Protocols outlined in this scenario-driven guide complement Tivozanib-centric studies by addressing reproducibility in cell-based anti-angiogenic assays and offering troubleshooting for data variability. These resources, when combined with APExBIO’s validated supply of Tivozanib, empower labs to benchmark VEGFR inhibition and optimize anti-angiogenic strategies across diverse model systems.

Troubleshooting and Optimization Tips

• Solubility Issues: If Tivozanib precipitates, re-warm the stock solution gently and ensure complete dissolution in DMSO before dilution. Avoid direct addition to aqueous media without prior DMSO solubilization.
• Assay Interference: High DMSO concentrations (>0.5%) can confound viability and enzymatic assays. Keep DMSO at 0.1% final concentration wherever possible.
• Batch Consistency: Use authenticated lots from APExBIO to minimize batch-to-batch variability, especially for long-term studies or comparative screens.
• Data Interpretation: As highlighted in Schwartz's dissertation, distinguish between growth arrest and cell death using both relative and fractional viability metrics. This dual approach ensures accurate assessment of anti-angiogenic therapy effects and prevents overestimation of cytotoxicity.
• Combination Studies: When exploring combination therapy with EGFR inhibitors, use checkerboard titrations and appropriate synergy quantification algorithms to account for non-linear interactions.
• Pathway Specificity: Use phospho-specific antibodies or RT-qPCR for downstream VEGFR targets to confirm on-target activity, especially when cross-referencing with other pan-VEGFR inhibitors.

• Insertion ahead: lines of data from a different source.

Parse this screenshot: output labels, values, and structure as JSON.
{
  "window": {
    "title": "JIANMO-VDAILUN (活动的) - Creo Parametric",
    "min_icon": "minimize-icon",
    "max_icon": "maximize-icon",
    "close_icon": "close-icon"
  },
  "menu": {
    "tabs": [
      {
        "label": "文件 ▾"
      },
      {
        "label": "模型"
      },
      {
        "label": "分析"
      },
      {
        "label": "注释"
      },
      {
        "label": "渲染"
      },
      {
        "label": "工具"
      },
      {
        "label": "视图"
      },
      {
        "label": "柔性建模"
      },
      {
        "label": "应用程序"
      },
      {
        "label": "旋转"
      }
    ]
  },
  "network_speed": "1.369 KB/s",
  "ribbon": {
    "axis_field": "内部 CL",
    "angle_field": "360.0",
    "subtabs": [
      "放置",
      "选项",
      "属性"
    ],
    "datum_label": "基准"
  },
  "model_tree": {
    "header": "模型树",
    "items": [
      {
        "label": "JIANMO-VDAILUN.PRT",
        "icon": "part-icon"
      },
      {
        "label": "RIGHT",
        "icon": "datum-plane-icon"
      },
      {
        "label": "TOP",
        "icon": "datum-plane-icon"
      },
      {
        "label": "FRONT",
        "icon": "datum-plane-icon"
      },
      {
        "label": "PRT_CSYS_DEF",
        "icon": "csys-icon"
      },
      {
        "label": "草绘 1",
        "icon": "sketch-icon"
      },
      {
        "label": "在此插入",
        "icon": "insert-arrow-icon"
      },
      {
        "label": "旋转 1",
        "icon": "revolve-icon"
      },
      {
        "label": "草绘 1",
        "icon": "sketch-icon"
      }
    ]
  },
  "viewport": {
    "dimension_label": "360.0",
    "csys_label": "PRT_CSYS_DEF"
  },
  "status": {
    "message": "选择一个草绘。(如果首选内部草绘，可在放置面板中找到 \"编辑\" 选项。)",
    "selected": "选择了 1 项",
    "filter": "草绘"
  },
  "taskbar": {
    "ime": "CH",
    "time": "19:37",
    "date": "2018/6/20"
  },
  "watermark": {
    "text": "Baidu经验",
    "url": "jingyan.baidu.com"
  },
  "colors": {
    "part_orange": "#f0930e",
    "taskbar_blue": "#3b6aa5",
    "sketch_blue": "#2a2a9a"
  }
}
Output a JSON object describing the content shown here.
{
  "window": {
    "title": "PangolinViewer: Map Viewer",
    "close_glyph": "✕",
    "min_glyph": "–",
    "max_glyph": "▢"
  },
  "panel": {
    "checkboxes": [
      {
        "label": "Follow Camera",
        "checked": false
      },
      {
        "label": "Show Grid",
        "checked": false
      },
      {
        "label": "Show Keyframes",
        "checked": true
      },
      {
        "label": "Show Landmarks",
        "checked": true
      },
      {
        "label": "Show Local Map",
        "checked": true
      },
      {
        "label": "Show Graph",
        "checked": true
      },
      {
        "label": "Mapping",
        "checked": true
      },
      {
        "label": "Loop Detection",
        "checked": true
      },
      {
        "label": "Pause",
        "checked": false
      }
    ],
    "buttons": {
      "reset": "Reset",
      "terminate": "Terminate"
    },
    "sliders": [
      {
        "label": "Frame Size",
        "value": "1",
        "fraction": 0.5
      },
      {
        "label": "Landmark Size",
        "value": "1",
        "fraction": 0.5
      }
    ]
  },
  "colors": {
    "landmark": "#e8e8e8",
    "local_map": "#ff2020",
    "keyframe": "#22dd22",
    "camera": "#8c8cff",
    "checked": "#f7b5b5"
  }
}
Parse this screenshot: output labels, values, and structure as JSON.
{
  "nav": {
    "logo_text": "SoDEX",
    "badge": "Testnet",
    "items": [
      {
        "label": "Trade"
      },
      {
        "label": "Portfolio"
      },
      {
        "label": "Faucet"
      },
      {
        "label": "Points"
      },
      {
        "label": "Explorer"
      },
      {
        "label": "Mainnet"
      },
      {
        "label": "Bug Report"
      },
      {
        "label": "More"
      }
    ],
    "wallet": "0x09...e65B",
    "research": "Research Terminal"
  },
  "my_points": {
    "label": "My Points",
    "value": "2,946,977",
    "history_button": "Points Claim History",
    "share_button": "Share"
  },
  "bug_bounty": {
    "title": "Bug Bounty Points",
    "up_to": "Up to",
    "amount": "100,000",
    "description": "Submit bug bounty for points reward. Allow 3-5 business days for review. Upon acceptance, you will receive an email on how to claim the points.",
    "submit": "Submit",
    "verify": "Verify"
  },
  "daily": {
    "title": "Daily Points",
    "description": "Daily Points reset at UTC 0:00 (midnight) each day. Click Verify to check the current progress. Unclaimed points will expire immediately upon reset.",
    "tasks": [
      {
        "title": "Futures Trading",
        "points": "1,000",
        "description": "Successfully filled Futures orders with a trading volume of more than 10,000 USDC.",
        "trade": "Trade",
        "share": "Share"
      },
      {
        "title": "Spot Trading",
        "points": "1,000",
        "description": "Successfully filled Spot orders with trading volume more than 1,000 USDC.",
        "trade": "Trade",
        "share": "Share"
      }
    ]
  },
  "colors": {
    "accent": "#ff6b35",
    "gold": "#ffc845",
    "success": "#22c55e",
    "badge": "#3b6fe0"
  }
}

Future Outlook: Expanding the Role of Tivozanib in Cancer Research

Tivozanib’s unique combination of potency, selectivity, and safety profile positions it as a foundational tool for next-generation anti-angiogenic therapy research. Ongoing efforts to integrate high-content imaging, 3D spheroid models, and patient-derived organoids will further expand its utility in translational oncology. As discussed in emerging strategy analyses, Tivozanib is also being explored in immuno-oncology settings for its potential to modulate tumor microenvironment and enhance immune checkpoint blockade efficacy.

For researchers seeking a VEGFR inhibitor that combines data-backed efficacy with workflow reliability, Tivozanib (AV-951) from APExBIO stands out as a benchmark reagent. Its versatility in monotherapy and combination regimens, coupled with robust performance metrics, makes it an indispensable part of the modern oncology research toolkit.